Abstract

More than 16 million Americans living with cognitive impairment warrant a diagnostic evaluation to determine the cause of this disorder. The recent availability of disease-modifying therapies for Alzheimer's disease (AD) is expected to significantly drive demand for such diagnostic testing. Accurate, accessible, and affordable methods are needed. Blood biomarkers (BBMs) offer advantages over usual care amyloid positron emission tomography (PET) and cerebrospinal fluid (CSF) biomarkers in these regards. This study used a budget impact model to assess the economic utility of the PrecivityAD® blood test, a clinically validated BBM test for the evaluation of brain amyloid, a pathological hallmark of AD. The model compared 2 scenarios: (1) baseline testing involving usual care practice, and (2) early use of a BBM test before usual care CSF and PET biomarker use.
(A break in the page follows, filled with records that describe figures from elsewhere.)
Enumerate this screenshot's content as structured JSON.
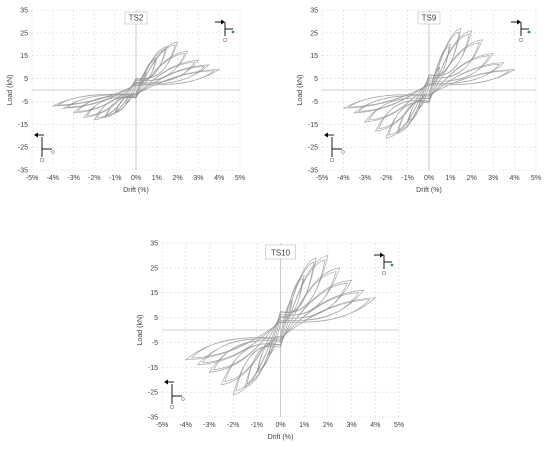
{
  "figure": {
    "colors": {
      "curve": "#8c8c8c",
      "grid": "#d9d9d9",
      "text": "#404040",
      "arrow": "#000000"
    }
  },
  "chart_data": [
    {
      "type": "line",
      "title": "TS2",
      "xlabel": "Drift (%)",
      "ylabel": "Load (kN)",
      "xlim": [
        -5,
        5
      ],
      "ylim": [
        -35,
        35
      ],
      "x_ticks": [
        "-5%",
        "-4%",
        "-3%",
        "-2%",
        "-1%",
        "0%",
        "1%",
        "2%",
        "3%",
        "4%",
        "5%"
      ],
      "y_ticks": [
        "35",
        "25",
        "15",
        "5",
        "-5",
        "-15",
        "-25",
        "-35"
      ],
      "grid": true,
      "series": [
        {
          "drift_pct": 0.5,
          "load_pos_kN": 8,
          "load_neg_kN": -6
        },
        {
          "drift_pct": 1.0,
          "load_pos_kN": 14,
          "load_neg_kN": -10
        },
        {
          "drift_pct": 1.5,
          "load_pos_kN": 19,
          "load_neg_kN": -12
        },
        {
          "drift_pct": 2.0,
          "load_pos_kN": 21,
          "load_neg_kN": -13
        },
        {
          "drift_pct": 2.5,
          "load_pos_kN": 17,
          "load_neg_kN": -12
        },
        {
          "drift_pct": 3.0,
          "load_pos_kN": 13,
          "load_neg_kN": -10
        },
        {
          "drift_pct": 3.5,
          "load_pos_kN": 11,
          "load_neg_kN": -8
        },
        {
          "drift_pct": 4.0,
          "load_pos_kN": 9,
          "load_neg_kN": -7
        }
      ]
    },
    {
      "type": "line",
      "title": "TS9",
      "xlabel": "Drift (%)",
      "ylabel": "Load (kN)",
      "xlim": [
        -5,
        5
      ],
      "ylim": [
        -35,
        35
      ],
      "x_ticks": [
        "-5%",
        "-4%",
        "-3%",
        "-2%",
        "-1%",
        "0%",
        "1%",
        "2%",
        "3%",
        "4%",
        "5%"
      ],
      "y_ticks": [
        "35",
        "25",
        "15",
        "5",
        "-5",
        "-15",
        "-25",
        "-35"
      ],
      "grid": true,
      "series": [
        {
          "drift_pct": 0.5,
          "load_pos_kN": 10,
          "load_neg_kN": -8
        },
        {
          "drift_pct": 1.0,
          "load_pos_kN": 20,
          "load_neg_kN": -14
        },
        {
          "drift_pct": 1.5,
          "load_pos_kN": 27,
          "load_neg_kN": -19
        },
        {
          "drift_pct": 2.0,
          "load_pos_kN": 26,
          "load_neg_kN": -21
        },
        {
          "drift_pct": 2.5,
          "load_pos_kN": 22,
          "load_neg_kN": -18
        },
        {
          "drift_pct": 3.0,
          "load_pos_kN": 16,
          "load_neg_kN": -14
        },
        {
          "drift_pct": 3.5,
          "load_pos_kN": 12,
          "load_neg_kN": -10
        },
        {
          "drift_pct": 4.0,
          "load_pos_kN": 9,
          "load_neg_kN": -8
        }
      ]
    },
    {
      "type": "line",
      "title": "TS10",
      "xlabel": "Drift (%)",
      "ylabel": "Load (kN)",
      "xlim": [
        -5,
        5
      ],
      "ylim": [
        -35,
        35
      ],
      "x_ticks": [
        "-5%",
        "-4%",
        "-3%",
        "-2%",
        "-1%",
        "0%",
        "1%",
        "2%",
        "3%",
        "4%",
        "5%"
      ],
      "y_ticks": [
        "35",
        "25",
        "15",
        "5",
        "-5",
        "-15",
        "-25",
        "-35"
      ],
      "grid": true,
      "series": [
        {
          "drift_pct": 0.5,
          "load_pos_kN": 12,
          "load_neg_kN": -10
        },
        {
          "drift_pct": 1.0,
          "load_pos_kN": 22,
          "load_neg_kN": -17
        },
        {
          "drift_pct": 1.5,
          "load_pos_kN": 29,
          "load_neg_kN": -23
        },
        {
          "drift_pct": 2.0,
          "load_pos_kN": 30,
          "load_neg_kN": -26
        },
        {
          "drift_pct": 2.5,
          "load_pos_kN": 25,
          "load_neg_kN": -22
        },
        {
          "drift_pct": 3.0,
          "load_pos_kN": 20,
          "load_neg_kN": -17
        },
        {
          "drift_pct": 3.5,
          "load_pos_kN": 16,
          "load_neg_kN": -14
        },
        {
          "drift_pct": 4.0,
          "load_pos_kN": 13,
          "load_neg_kN": -12
        }
      ]
    }
  ]
}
At a modest 40% adoption rate, the BBM test scenario had comparable sensitivity and specificity to the usual care scenario and showed net savings in the diagnostic work-up of $3.57 million or $0.30 per member per month in a 1 million member population, translating to over $1B when extrapolated to the US population as a whole and representing a 11.4% cost reduction. Savings were driven by reductions in the frequency and need for CSF and PET testing. Additionally, BBM testing was associated with a cost savings of $643 per AD case identified. Use of the PrecivityAD blood test in the clinical care pathway may prevent unnecessary testing, provide cost savings, and reduce the burden on both patients and health plans.